Strong US growth during the second quarter has kept stocks supported and bond yields relatively stable. This, however, could be as good as it gets with the impact of raised trade tariffs, higher gasoline prices and higher funding costs beginning to be felt during the second half. An escalated trade war, which reduces growth prospects further, is likely to cause a rethink by the Federal Open Market Committee in terms of raising interest rates further. The dollar would likely suffer in such a scenario as it would pause the further widening of the interest gab to other currencies.
Gold is once again looking for buyers ahead of $1,200/oz, an area which has provided support in the past and which represents a 50% retracement of the $329/oz rally seen between December 2015 and July 2016. For this level to hold, however, it is clear that the dollar appreciation needs to pause or reverse, especially against the yuan as highlighted above. Selling pressure from funds may also begin to slow after they accumulated the biggest gross-short on record. This has left gold in a better position to react to so far absent price-friendly news.

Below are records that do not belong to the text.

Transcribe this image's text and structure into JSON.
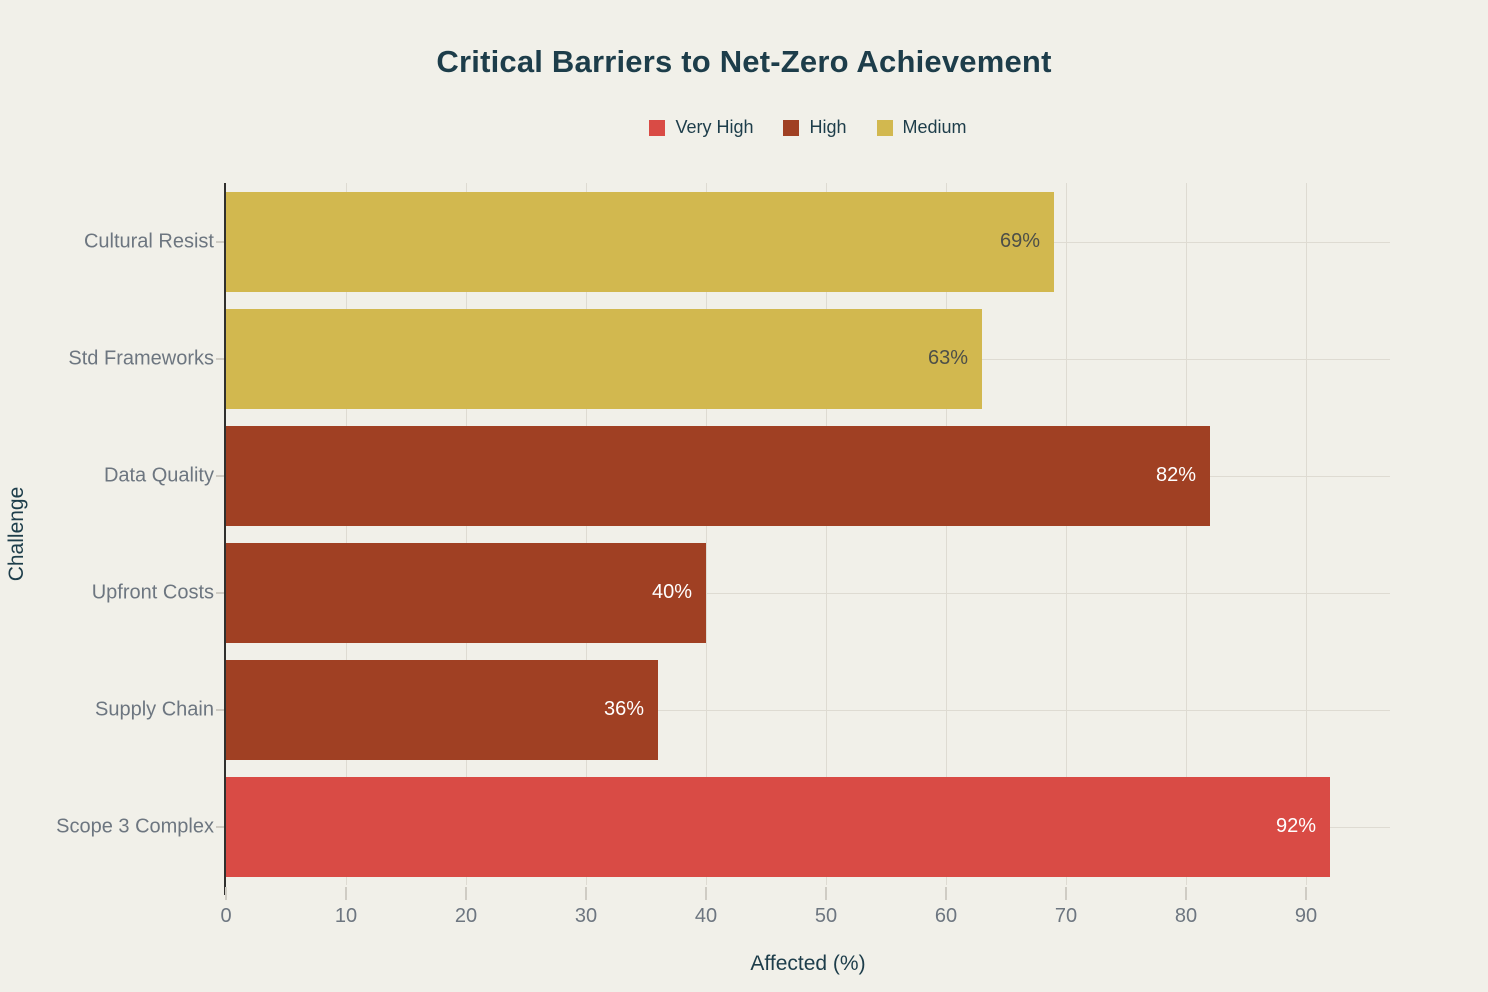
{
  "page": {
    "background": "#f1f0e9"
  },
  "chart_data": {
    "type": "bar",
    "orientation": "horizontal",
    "title": "Critical Barriers to Net-Zero Achievement",
    "xlabel": "Affected (%)",
    "ylabel": "Challenge",
    "categories": [
      "Cultural Resist",
      "Std Frameworks",
      "Data Quality",
      "Upfront Costs",
      "Supply Chain",
      "Scope 3 Complex"
    ],
    "values": [
      69,
      63,
      82,
      40,
      36,
      92
    ],
    "value_labels": [
      "69%",
      "63%",
      "82%",
      "40%",
      "36%",
      "92%"
    ],
    "severities": [
      "Medium",
      "Medium",
      "High",
      "High",
      "High",
      "Very High"
    ],
    "xlim": [
      0,
      97
    ],
    "xticks": [
      0,
      10,
      20,
      30,
      40,
      50,
      60,
      70,
      80,
      90
    ],
    "grid": true,
    "legend": {
      "position": "top-center",
      "entries": [
        {
          "label": "Very High",
          "color": "#d94b45"
        },
        {
          "label": "High",
          "color": "#a04023"
        },
        {
          "label": "Medium",
          "color": "#d2b84f"
        }
      ]
    },
    "severity_colors": {
      "Very High": "#d94b45",
      "High": "#a04023",
      "Medium": "#d2b84f"
    },
    "value_label_colors": {
      "Very High": "#ffffff",
      "High": "#ffffff",
      "Medium": "#4d4f48"
    }
  },
  "style_colors": {
    "title": "#1d3d4a",
    "axis_title": "#1d3d4a",
    "tick_text": "#6d7680",
    "gridline": "#dedbd2",
    "axis_line": "#30302e",
    "tick_mark": "#cfccc4"
  }
}
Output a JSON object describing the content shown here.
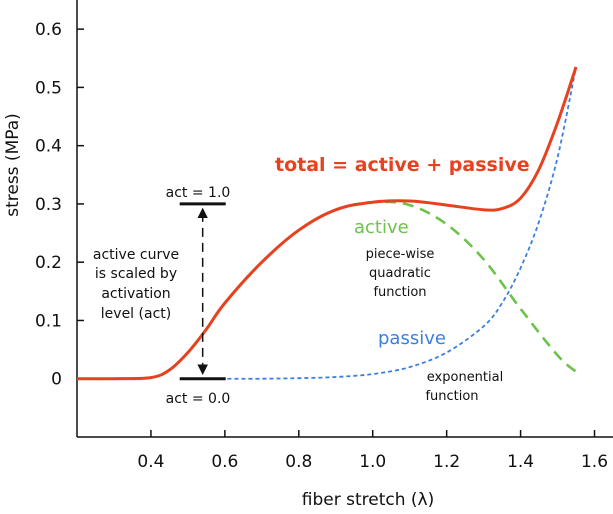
{
  "chart_data": {
    "type": "line",
    "xlabel": "fiber stretch (λ)",
    "ylabel": "stress (MPa)",
    "xlim": [
      0.2,
      1.65
    ],
    "ylim": [
      -0.1,
      0.65
    ],
    "xticks": [
      "0.4",
      "0.6",
      "0.8",
      "1.0",
      "1.2",
      "1.4",
      "1.6"
    ],
    "xtick_values": [
      0.4,
      0.6,
      0.8,
      1.0,
      1.2,
      1.4,
      1.6
    ],
    "yticks": [
      "0",
      "0.1",
      "0.2",
      "0.3",
      "0.4",
      "0.5",
      "0.6"
    ],
    "ytick_values": [
      0,
      0.1,
      0.2,
      0.3,
      0.4,
      0.5,
      0.6
    ],
    "grid": false,
    "series": [
      {
        "name": "total = active + passive",
        "color": "#e8411f",
        "style": "solid",
        "x": [
          0.2,
          0.3,
          0.4,
          0.45,
          0.5,
          0.55,
          0.6,
          0.7,
          0.8,
          0.9,
          1.0,
          1.1,
          1.2,
          1.3,
          1.35,
          1.4,
          1.45,
          1.5,
          1.55
        ],
        "y": [
          0.0,
          0.0,
          0.002,
          0.015,
          0.045,
          0.085,
          0.13,
          0.2,
          0.255,
          0.29,
          0.303,
          0.305,
          0.298,
          0.29,
          0.292,
          0.31,
          0.36,
          0.44,
          0.535
        ]
      },
      {
        "name": "active",
        "color": "#6cc24a",
        "style": "dashed",
        "x": [
          0.2,
          0.3,
          0.4,
          0.45,
          0.5,
          0.55,
          0.6,
          0.7,
          0.8,
          0.9,
          1.0,
          1.1,
          1.2,
          1.3,
          1.4,
          1.5,
          1.55
        ],
        "y": [
          0.0,
          0.0,
          0.002,
          0.015,
          0.045,
          0.085,
          0.13,
          0.2,
          0.255,
          0.29,
          0.303,
          0.298,
          0.265,
          0.205,
          0.12,
          0.04,
          0.012
        ]
      },
      {
        "name": "passive",
        "color": "#3b7fe0",
        "style": "dotted",
        "x": [
          0.55,
          0.7,
          0.8,
          0.9,
          1.0,
          1.1,
          1.2,
          1.3,
          1.35,
          1.4,
          1.45,
          1.5,
          1.55
        ],
        "y": [
          0.0,
          0.0,
          0.001,
          0.003,
          0.008,
          0.02,
          0.045,
          0.09,
          0.13,
          0.19,
          0.27,
          0.38,
          0.535
        ]
      }
    ],
    "annotations": {
      "total_label": "total = active + passive",
      "active_label": "active",
      "passive_label": "passive",
      "active_function": [
        "piece-wise",
        "quadratic",
        "function"
      ],
      "passive_function": [
        "exponential",
        "function"
      ],
      "act_high": "act = 1.0",
      "act_low": "act = 0.0",
      "scaling_note": [
        "active curve",
        "is scaled by",
        "activation",
        "level (act)"
      ],
      "act_marker_x": 0.54,
      "act_high_y": 0.3,
      "act_low_y": 0.0
    },
    "colors": {
      "total": "#e8411f",
      "active": "#6cc24a",
      "passive": "#3b7fe0",
      "axis": "#111111"
    }
  }
}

Brent crude oil’s correction lower from $80/b during early July seems to have run its course for now. What triggered the sharp correction was a combination of news impacting the potential outlook for demand and not least the short-term outlook for supply. Trade tensions, which have been growing during the past three months, have increasingly led to worries that global growth and demand may suffer, especially among emerging market economies already challenged by the combination of a stronger dollar and a rising cost of servicing debt in dollars.
What probably did most of the damage was the easing of supply disruptions from countries such as Libya and Canada and reports that the three Opec Gulf Cooperation Council members of Saudi Arabia, UAE and Kuwait had already begun ramping up production and exports. The timing mismatch between when these extra barrels are hitting the market and when they are actually going to be needed – later in the year when US sanctions against Iran begins to bite - has helped created a temporary oversupply in the market.
Recent developments highlighted in four charts: Rising supply from key Opec members and Russia have put downward pressure on Brent, the global benchmark, and as a result the front month futures spread has returned to contango. This has forced increased long liquidation from hedge funds who normally keep most of their oil exposure in the most liquid contracts at the front end of the curve. WTI meanwhile has witnessed a much smaller reduction in speculative longs given the elevated backwardation caused by the continued inventory drop at Cushing, Oklahoma, the massive storage hub which is the delivery hub for WTI crude oil futures.
We maintain the view, as highlighted in our recently published Q3 Quarterly Outlook, that Brent crude oil is likely to settle into a low 70s to low 80s range for now. The downside looks protected by the continued risk to supplies despite increased production from some Opec members and Russia. To the upside $80/b has already proved a tough nut to crack and the "trade war leading to lower growth narrative" should continue to offer limited buying appetite above this level.
We should also not ignore additional political initiatives being implemented to prevent the market from rallying. According to recent polls, President Trump has a fight on his hands ahead of the November midterm election. Following the sharp trade tariffs related sell-off in key crops such as soybeans and corn, which has hurt both his base and swing voters, the last thing he needs is a renewed spike in US gasoline prices. On that basis a US political decision to release crude oil from its strategic petroleum reserves cannot be ruled out.
Using Fibonacci to gauge how far the current recovery can take the price we find the short term upside potential being limited to somewhere between $75.35 and $76.33/b.